A Resolução nº 186 do Comitê Gestor do Simples Nacional (CGSN) estabelece que, durante todo o mês de setembro, empresários deverão optar pela forma de recolhimento dos novos tributos: o IBS (Imposto sobre Bens e Serviços) e a CBS (Contribuição sobre Bens e Serviços). A decisão, embora administrativa à primeira vista, carrega impactos diretos na competitividade e na estrutura operacional das empresas a partir de 2027.
Hoje, o Simples Nacional concentra diversos tributos em uma única guia mensal, o DAS. Com a nova configuração, o empreendedor poderá seguir nesse modelo unificado ou adotar uma alternativa híbrida: manter parte dos tributos no Simples e recolher IBS e CBS separadamente.
Na prática, a escolha vai além da simplificação. Segundo o advogado tributarista Daniel Guimarães, o modelo adotado pode influenciar a atratividade da empresa no mercado. Negócios que permanecem no sistema tradicional tendem a gerar menos créditos tributários para seus clientes — fator que pode pesar nas decisões de compra, especialmente em relações entre empresas.
Por outro lado, migrar para o recolhimento separado exige mais preparo. A mudança demanda organização contábil, adaptação a novas regras e maior controle fiscal, o que pode representar custos adicionais e necessidade de suporte especializado.
O prazo para formalizar a escolha vai de 1º a 30 de setembro de 2026, e o regime definido será válido para o primeiro semestre de 2027. Há, no entanto, um ponto de alívio: a possibilidade de revisão semestral. Isso permite que empresários ajustem suas decisões conforme o comportamento do mercado e os impactos reais na operação.
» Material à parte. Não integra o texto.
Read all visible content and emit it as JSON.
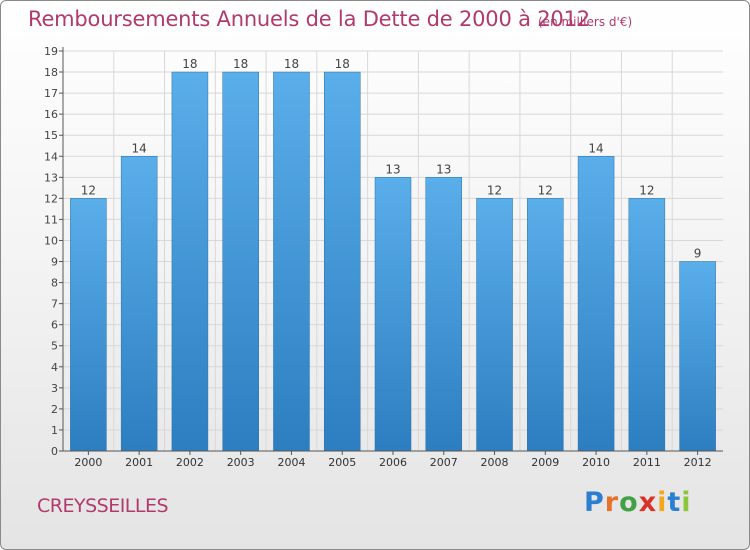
{
  "title": "Remboursements Annuels de la Dette de 2000 à 2012",
  "unit": "(en milliers d'€)",
  "commune": "CREYSSEILLES",
  "brand": "Proxiti",
  "colors": {
    "title": "#b03a6d",
    "bar_top": "#5aaeea",
    "bar_bottom": "#2d7ec0",
    "grid": "#d8d8d8"
  },
  "chart_data": {
    "type": "bar",
    "categories": [
      "2000",
      "2001",
      "2002",
      "2003",
      "2004",
      "2005",
      "2006",
      "2007",
      "2008",
      "2009",
      "2010",
      "2011",
      "2012"
    ],
    "values": [
      12,
      14,
      18,
      18,
      18,
      18,
      13,
      13,
      12,
      12,
      14,
      12,
      9
    ],
    "ylim": [
      0,
      19
    ],
    "yticks": [
      0,
      1,
      2,
      3,
      4,
      5,
      6,
      7,
      8,
      9,
      10,
      11,
      12,
      13,
      14,
      15,
      16,
      17,
      18,
      19
    ],
    "grid": true,
    "data_labels": true
  }
}
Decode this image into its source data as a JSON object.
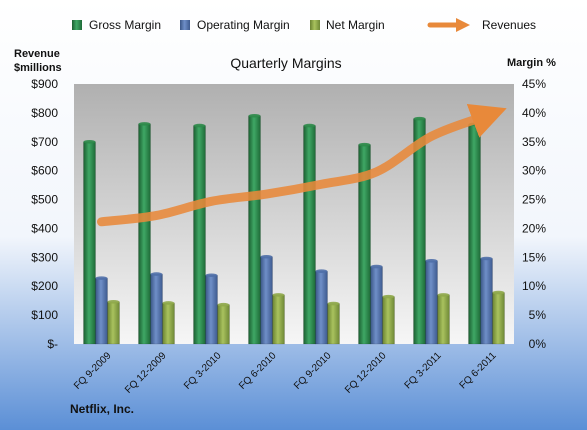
{
  "chart_data": {
    "type": "bar",
    "title": "Quarterly Margins",
    "company": "Netflix, Inc.",
    "y_left_label": [
      "Revenue",
      "$millions"
    ],
    "y_right_label": "Margin %",
    "categories": [
      "FQ 9-2009",
      "FQ 12-2009",
      "FQ 3-2010",
      "FQ 6-2010",
      "FQ 9-2010",
      "FQ 12-2010",
      "FQ 3-2011",
      "FQ 6-2011"
    ],
    "y_left_ticks": [
      "$-",
      "$100",
      "$200",
      "$300",
      "$400",
      "$500",
      "$600",
      "$700",
      "$800",
      "$900"
    ],
    "y_right_ticks": [
      "0%",
      "5%",
      "10%",
      "15%",
      "20%",
      "25%",
      "30%",
      "35%",
      "40%",
      "45%"
    ],
    "ylim_left": [
      0,
      900
    ],
    "ylim_right": [
      0,
      45
    ],
    "series": [
      {
        "name": "Gross Margin",
        "axis": "right",
        "color": "#2e8b4a",
        "values": [
          35.0,
          38.1,
          37.8,
          39.5,
          37.8,
          34.5,
          39.0,
          38.0
        ]
      },
      {
        "name": "Operating Margin",
        "axis": "right",
        "color": "#4f6fa8",
        "values": [
          11.4,
          12.1,
          11.9,
          15.1,
          12.6,
          13.4,
          14.4,
          14.8
        ]
      },
      {
        "name": "Net Margin",
        "axis": "right",
        "color": "#8fa84a",
        "values": [
          7.3,
          7.1,
          6.8,
          8.5,
          7.0,
          8.2,
          8.5,
          8.9
        ]
      },
      {
        "name": "Revenues",
        "axis": "left",
        "type": "line",
        "color": "#e8893a",
        "values": [
          423,
          445,
          494,
          519,
          553,
          596,
          719,
          790
        ]
      }
    ],
    "legend_position": "top",
    "grid": false
  },
  "colors": {
    "plot_top": "#b4b4b4",
    "plot_bottom": "#f4f4f4",
    "page_top": "#ffffff",
    "page_bottom": "#5b8fd6"
  }
}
Ainda assim, o consenso entre especialistas é claro: não há espaço para decisões impulsivas. A escolha envolve fluxo de caixa, margem de lucro e posicionamento competitivo. Em um ambiente já marcado por alta carga tributária e custos elevados, qualquer erro pode sair caro.
Mais do que uma obrigação burocrática, setembro se desenha como um teste de estratégia — e preparo — para quem deseja permanecer relevante em um cenário tributário em transformação.